At the beginning of June, the Apple World Wide Developer Conference (WWDC) dominated the tech news cycle and kicked off with the announcement of Apple's new augmented reality (AR) apps and features, as well as a new version of its ARKit. None of this was groundbreaking in itself, but the takeaway is that the largest technology company in the world is going all in on augmented reality. It's one of the best indications we've seen that mixed reality -- including augmented and virtual -- is on its way to mass adoption. Similar to the sudden and rapid adoption of smartphones that took off around 2007, mixed reality (MR) -- also known as extended reality (XR) -- is poised to make its way into our homes and onto our devices over the next three to five years. Smartphones changed our lives because they gave us access to the internet in a small, convenient device.

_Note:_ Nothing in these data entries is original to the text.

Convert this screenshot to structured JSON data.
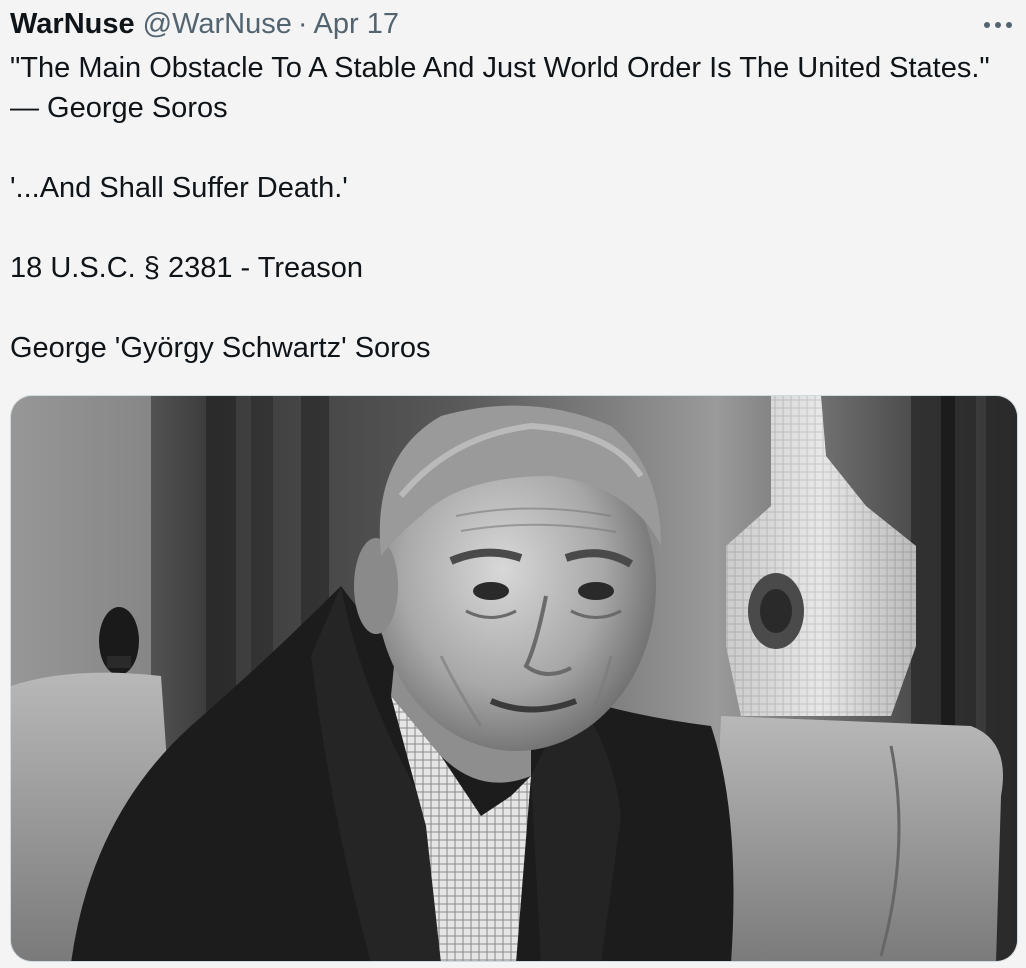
{
  "post": {
    "author": {
      "display_name": "WarNuse",
      "handle": "@WarNuse"
    },
    "separator": "·",
    "timestamp": "Apr 17",
    "more_icon": "more-horizontal-icon",
    "text": {
      "paragraph_1": "\"The Main Obstacle To A Stable And Just World Order Is The United States.\" — George Soros",
      "paragraph_2": "'...And Shall Suffer Death.'",
      "paragraph_3": "18 U.S.C. § 2381 - Treason",
      "paragraph_4": "George 'György Schwartz' Soros"
    }
  },
  "colors": {
    "background": "#f4f4f4",
    "text_primary": "#0f1419",
    "text_secondary": "#536471"
  }
}
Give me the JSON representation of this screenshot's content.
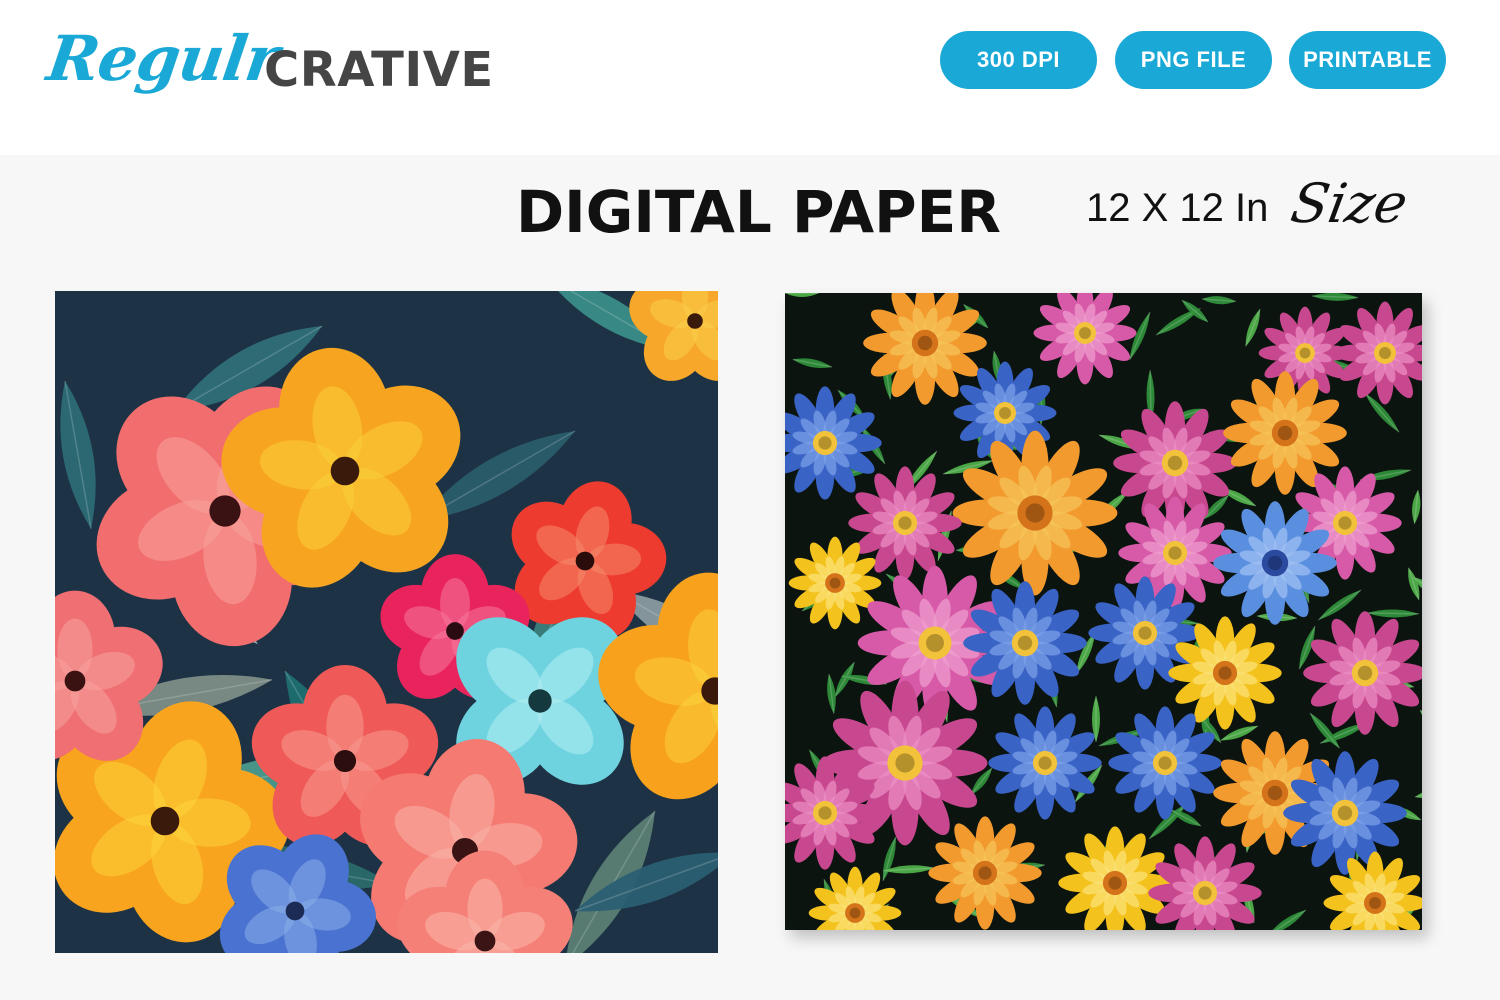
{
  "brand": {
    "script_part": "Regulr",
    "block_part": "CRATIVE",
    "script_color": "#1aa9d6",
    "block_color": "#454545"
  },
  "badges": [
    {
      "label": "300 DPI"
    },
    {
      "label": "PNG FILE"
    },
    {
      "label": "PRINTABLE"
    }
  ],
  "badge_color": "#1aa9d6",
  "heading": {
    "title": "DIGITAL PAPER",
    "size_text": "12 X 12 In",
    "size_script": "Size"
  },
  "papers": [
    {
      "name": "colorful-flowers-teal-background",
      "background": "#1d3345"
    },
    {
      "name": "colorful-daisies-black-background",
      "background": "#0c1410"
    }
  ]
}
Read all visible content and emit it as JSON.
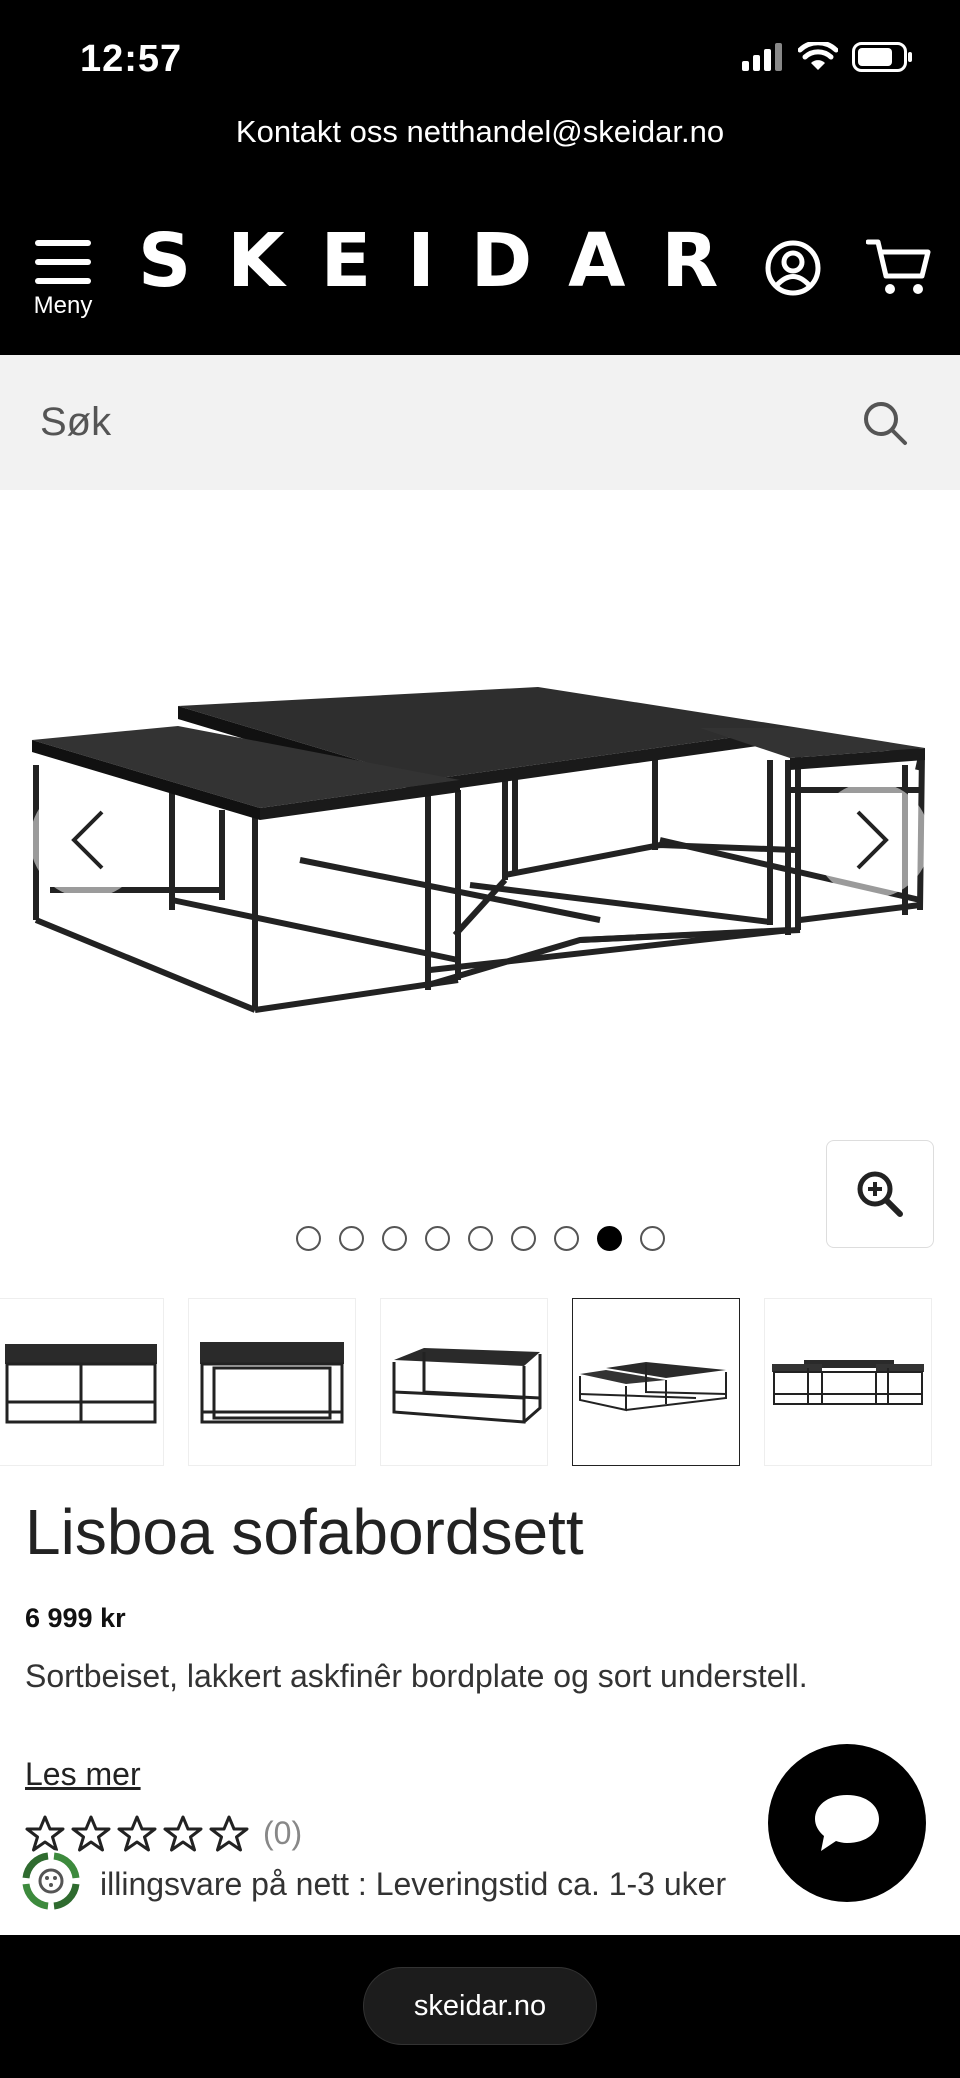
{
  "status": {
    "time": "12:57"
  },
  "header": {
    "contact_text": "Kontakt oss netthandel@skeidar.no",
    "menu_label": "Meny",
    "logo_text": "SKEIDAR"
  },
  "search": {
    "placeholder": "Søk"
  },
  "gallery": {
    "image_count": 9,
    "active_index": 7
  },
  "product": {
    "title": "Lisboa sofabordsett",
    "price": "6 999 kr",
    "description": "Sortbeiset, lakkert askfinêr bordplate og sort understell.",
    "read_more": "Les mer",
    "rating_count": "(0)",
    "rating_stars": 0,
    "delivery": "illingsvare på nett : Leveringstid ca. 1-3 uker"
  },
  "browser": {
    "url": "skeidar.no"
  },
  "colors": {
    "header_bg": "#000000",
    "search_bg": "#f2f2f2"
  }
}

First-mover advantage in augmented reality technology is a prize that is so valued that every large technology company is making significant investments in it today. Ultimately, AR technology may replace the smartphone as the primary connected device that users carry around with them. In theory, Apple, the world's most profitable smartphone maker, is the most vulnerable. Enterprises are starting to recognise the benefits of AR in training, maintenance and repair, customer support, and product design. Healthcare, logistics, manufacturing, and the military are early adopters of AR, while Microsoft (with HoloLens 2), Vuzix (with Blade smart glasses), Lenovo (with New Glass C200), Magic Leap (with Magic Leap One), and Google (with Google Glass Enterprise Edition 2) are all targeting the enterprise market.
Apple CEO Tim Cook has nothing but praise for augmented reality, saying it's a technology that's potentially as important as the iPhone. It turns out he may have big plans for virtual reality too. The company is working on a headset capable of running both AR and VR technology, according to a person familiar with Apple's plans. Plans so far call for an 8K display for each eye -- higher resolution than today's best TVs -- that would be untethered from a computer or smartphone, the person said. The project, codenamed T288, is still in its early stages but is slated for release in 2020.